There is no doubt that historically it is one of the places where the earliest references exist linking it to Flamenco, an art which began to be defined more clearly back around 1850 and which is simply a particular way of expressing the vicissitudes of a people, the Gypsies of Andalucía. These people adapted Andalusian folklore to their own sensitivities and they did it through song, music and dance. Beyond art form, Flamenco could thus be seen as a way of life, a way of being.
Jerez de la Frontera is considered as one of the principal cities linked to the art of Flamenco. The city stands out as a great cathedral of the “arte jondo” (or deep art as it is known), the Flamenco atmosphere permeates the streets. There, Flamenco steps down from the stage and can be experienced in every corner of the city. A city where people live with the sound of the Bulería, a city of tabancos (old-fashioned wine bars) and traditional quarters where some singing can always be heard. A city of art and artists able to transport you a hundred years back in time through the rhythm of their song and the aroma of Fino Sherry which almost impregnates the pavements.
If anywhere in the world of Flamenco has preserved the wildness and rawness of its musical forms, it is without doubt Jerez de la Frontera. It may not be the only place which can boast about this (one could mention Utrera, Lebrija or the area near Gibraltar), but Jerez has done so in a notably comprehensive way. This is mainly due to another phenomenon, one which is slowly becoming extinct: the “casas cantaoras” or Flamenco dynasties.

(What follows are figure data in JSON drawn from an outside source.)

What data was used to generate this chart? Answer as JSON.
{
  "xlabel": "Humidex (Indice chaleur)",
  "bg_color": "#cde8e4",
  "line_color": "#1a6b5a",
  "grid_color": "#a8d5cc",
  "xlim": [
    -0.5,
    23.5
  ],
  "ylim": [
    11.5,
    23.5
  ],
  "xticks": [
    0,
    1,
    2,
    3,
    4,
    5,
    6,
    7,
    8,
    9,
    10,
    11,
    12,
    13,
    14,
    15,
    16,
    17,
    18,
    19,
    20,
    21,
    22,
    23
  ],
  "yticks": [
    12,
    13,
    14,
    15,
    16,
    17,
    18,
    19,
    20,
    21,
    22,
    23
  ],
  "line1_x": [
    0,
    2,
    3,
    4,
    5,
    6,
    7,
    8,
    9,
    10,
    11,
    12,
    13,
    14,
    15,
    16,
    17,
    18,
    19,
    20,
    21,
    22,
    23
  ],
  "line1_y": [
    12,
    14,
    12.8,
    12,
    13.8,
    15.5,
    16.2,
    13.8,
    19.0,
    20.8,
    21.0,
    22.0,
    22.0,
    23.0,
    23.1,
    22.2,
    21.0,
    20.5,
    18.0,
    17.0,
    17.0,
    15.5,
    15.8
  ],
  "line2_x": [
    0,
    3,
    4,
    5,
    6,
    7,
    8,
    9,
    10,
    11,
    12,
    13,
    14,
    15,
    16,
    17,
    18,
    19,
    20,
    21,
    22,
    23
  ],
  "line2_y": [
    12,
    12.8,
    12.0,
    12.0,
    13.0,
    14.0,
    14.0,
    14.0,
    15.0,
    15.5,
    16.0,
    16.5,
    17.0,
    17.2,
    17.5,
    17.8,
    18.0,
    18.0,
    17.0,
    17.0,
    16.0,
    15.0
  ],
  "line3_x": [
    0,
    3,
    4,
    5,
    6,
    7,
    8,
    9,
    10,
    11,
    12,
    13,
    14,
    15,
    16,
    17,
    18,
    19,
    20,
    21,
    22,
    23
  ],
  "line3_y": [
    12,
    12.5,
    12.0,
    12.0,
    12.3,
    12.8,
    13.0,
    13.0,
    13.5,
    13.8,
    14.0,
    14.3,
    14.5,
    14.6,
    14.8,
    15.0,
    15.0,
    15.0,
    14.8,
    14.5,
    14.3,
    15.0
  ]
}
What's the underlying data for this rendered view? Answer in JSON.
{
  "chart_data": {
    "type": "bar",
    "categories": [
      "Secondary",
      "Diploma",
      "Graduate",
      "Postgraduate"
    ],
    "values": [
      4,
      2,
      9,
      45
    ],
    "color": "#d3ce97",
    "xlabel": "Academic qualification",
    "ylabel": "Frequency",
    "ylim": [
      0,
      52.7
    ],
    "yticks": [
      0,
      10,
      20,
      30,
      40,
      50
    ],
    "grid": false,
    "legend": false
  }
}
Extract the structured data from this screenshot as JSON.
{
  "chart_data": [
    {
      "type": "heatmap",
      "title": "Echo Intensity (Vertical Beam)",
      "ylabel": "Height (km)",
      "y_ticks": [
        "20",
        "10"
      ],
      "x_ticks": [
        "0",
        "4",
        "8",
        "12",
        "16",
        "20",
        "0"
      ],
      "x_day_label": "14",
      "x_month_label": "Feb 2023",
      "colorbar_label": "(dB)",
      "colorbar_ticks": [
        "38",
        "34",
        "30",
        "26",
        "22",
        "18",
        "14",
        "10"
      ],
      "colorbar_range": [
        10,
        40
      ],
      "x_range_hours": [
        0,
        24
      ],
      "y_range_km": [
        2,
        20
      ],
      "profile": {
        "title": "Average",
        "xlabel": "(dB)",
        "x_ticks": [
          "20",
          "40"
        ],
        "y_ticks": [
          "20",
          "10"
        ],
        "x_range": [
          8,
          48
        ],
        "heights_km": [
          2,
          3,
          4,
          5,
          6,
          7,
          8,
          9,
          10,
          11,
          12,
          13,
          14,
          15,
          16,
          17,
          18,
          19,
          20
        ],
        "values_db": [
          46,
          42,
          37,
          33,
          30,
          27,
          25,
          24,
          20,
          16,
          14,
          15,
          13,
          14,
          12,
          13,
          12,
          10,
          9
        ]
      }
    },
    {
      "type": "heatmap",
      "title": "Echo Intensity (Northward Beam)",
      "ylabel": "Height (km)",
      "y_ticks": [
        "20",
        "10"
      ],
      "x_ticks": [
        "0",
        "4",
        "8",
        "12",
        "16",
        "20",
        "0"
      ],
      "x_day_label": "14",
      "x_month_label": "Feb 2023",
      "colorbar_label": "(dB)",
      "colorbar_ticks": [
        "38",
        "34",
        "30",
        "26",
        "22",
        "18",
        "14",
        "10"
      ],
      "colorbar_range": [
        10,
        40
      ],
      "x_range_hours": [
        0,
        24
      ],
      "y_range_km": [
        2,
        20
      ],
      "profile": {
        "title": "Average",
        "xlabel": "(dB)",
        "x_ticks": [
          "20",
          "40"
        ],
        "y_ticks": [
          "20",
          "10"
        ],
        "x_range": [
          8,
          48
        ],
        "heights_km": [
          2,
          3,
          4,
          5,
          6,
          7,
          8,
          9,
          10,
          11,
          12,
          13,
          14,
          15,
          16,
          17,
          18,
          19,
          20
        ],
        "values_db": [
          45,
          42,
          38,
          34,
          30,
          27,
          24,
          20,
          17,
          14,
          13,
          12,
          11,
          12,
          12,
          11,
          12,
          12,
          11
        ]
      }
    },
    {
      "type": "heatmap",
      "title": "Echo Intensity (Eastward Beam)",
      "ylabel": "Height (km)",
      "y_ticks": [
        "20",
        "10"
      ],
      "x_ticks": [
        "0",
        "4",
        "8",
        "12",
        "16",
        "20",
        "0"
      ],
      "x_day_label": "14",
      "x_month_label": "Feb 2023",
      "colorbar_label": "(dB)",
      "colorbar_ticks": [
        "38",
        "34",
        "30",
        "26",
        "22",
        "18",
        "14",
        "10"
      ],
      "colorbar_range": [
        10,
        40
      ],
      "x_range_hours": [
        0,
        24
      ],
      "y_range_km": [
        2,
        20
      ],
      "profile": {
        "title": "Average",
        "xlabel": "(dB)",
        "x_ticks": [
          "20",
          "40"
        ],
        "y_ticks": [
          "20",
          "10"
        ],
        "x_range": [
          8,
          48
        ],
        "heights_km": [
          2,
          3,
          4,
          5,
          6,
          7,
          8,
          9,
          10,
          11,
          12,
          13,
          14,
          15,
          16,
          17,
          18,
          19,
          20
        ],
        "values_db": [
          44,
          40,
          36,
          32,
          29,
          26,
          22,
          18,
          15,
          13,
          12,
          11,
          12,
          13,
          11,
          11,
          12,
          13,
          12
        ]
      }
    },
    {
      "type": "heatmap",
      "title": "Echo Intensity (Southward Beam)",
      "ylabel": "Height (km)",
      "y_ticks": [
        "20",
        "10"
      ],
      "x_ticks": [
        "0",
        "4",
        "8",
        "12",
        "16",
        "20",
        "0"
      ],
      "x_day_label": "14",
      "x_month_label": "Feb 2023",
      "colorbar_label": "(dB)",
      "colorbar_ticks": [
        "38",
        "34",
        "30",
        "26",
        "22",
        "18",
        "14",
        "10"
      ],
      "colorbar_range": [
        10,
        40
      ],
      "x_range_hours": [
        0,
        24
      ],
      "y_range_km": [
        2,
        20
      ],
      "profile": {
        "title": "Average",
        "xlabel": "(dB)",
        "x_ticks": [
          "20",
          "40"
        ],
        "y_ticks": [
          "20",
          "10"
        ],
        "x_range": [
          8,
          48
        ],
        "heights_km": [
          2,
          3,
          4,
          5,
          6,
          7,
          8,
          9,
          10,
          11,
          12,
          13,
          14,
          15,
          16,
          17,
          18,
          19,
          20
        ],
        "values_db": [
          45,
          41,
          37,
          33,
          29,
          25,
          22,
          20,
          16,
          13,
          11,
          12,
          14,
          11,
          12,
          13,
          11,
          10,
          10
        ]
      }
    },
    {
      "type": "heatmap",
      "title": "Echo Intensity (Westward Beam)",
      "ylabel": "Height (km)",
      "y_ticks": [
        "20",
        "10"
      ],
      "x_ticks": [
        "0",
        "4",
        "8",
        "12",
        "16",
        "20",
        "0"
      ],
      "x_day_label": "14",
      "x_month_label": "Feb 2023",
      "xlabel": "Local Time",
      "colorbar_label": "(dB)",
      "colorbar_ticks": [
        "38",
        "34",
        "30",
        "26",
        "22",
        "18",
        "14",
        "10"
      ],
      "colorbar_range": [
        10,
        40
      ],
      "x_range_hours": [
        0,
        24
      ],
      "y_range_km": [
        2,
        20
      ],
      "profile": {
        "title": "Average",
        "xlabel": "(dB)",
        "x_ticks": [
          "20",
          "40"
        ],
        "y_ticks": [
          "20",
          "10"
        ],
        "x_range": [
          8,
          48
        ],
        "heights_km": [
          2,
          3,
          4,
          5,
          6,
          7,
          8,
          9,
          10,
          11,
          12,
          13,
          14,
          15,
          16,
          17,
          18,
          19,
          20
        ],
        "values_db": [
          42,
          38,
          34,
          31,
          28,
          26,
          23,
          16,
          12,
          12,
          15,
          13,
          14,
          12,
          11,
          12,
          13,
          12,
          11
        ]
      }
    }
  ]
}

In Jerez songs have been passed down the family line and have been inherited in all their purity from generation to generation. So it is essential to mention certain names which are etched in the genesis of the Flamenco history of a city for which this art is a sign of its very identity. Songwriters like Paco La Luz, Diego El Marrurro, Manuel Molina, Juanichi El Manijero, Loco Mateo, Tío José de Paula, Frijones, Manuel Torre, Juan Mojama or El Gloria have passed on their works to later generations. Jerez has contributed numerous styles to the diversity of Flamenco: Soleares, Siguiriyas, Bulerías por Soleá and of course the Bulería itself which the city highlights as its sign of identity.
It is useful to know that the city divides into two outstanding Flamenco districts where, without losing their characteristic Jerez style, the songs are interpreted differently, even in different styles. So one needs to differentiate between the San Miguel district (known as “La Plazuela”) and the Santiago district. Each one has its own idiosyncrasies and its own forms within the Flamenco tradition of Jerez. These have been forged by the various casas cantaoras in each of the two districts. Differences are found not only in the music but also in the manner of its interpretation. To give an broad approximation of this, it could be said that Flamenco in La Plazuela is more visceral and raw, while in Santiago it is more melodic and rhythmic.
Thus, “the City of the Gypsies” (a nickname coined by the great poet Federico García Lorca) stands as an irrepressible bastion as far as Flamenco is concerned. It is an evocation of the deepest ancestral roots of Flamenco, conserved since the very beginnings of this art form, thanks to the very special atmosphere which the city gives rise to. Thanks to the Gypsies who have managed to protect their patrimony over the passing years, maintaining the musical heritage of each casa cantaora. Thanks also to the people in general who have cherished the heritage of their Gypsies and who have managed to make their city one of the few places in the world where Flamenco lives and breathes, making it a veritable living museum of the “arte jondo”. Oh Jerez de la Frontera, once seen, never forgotten!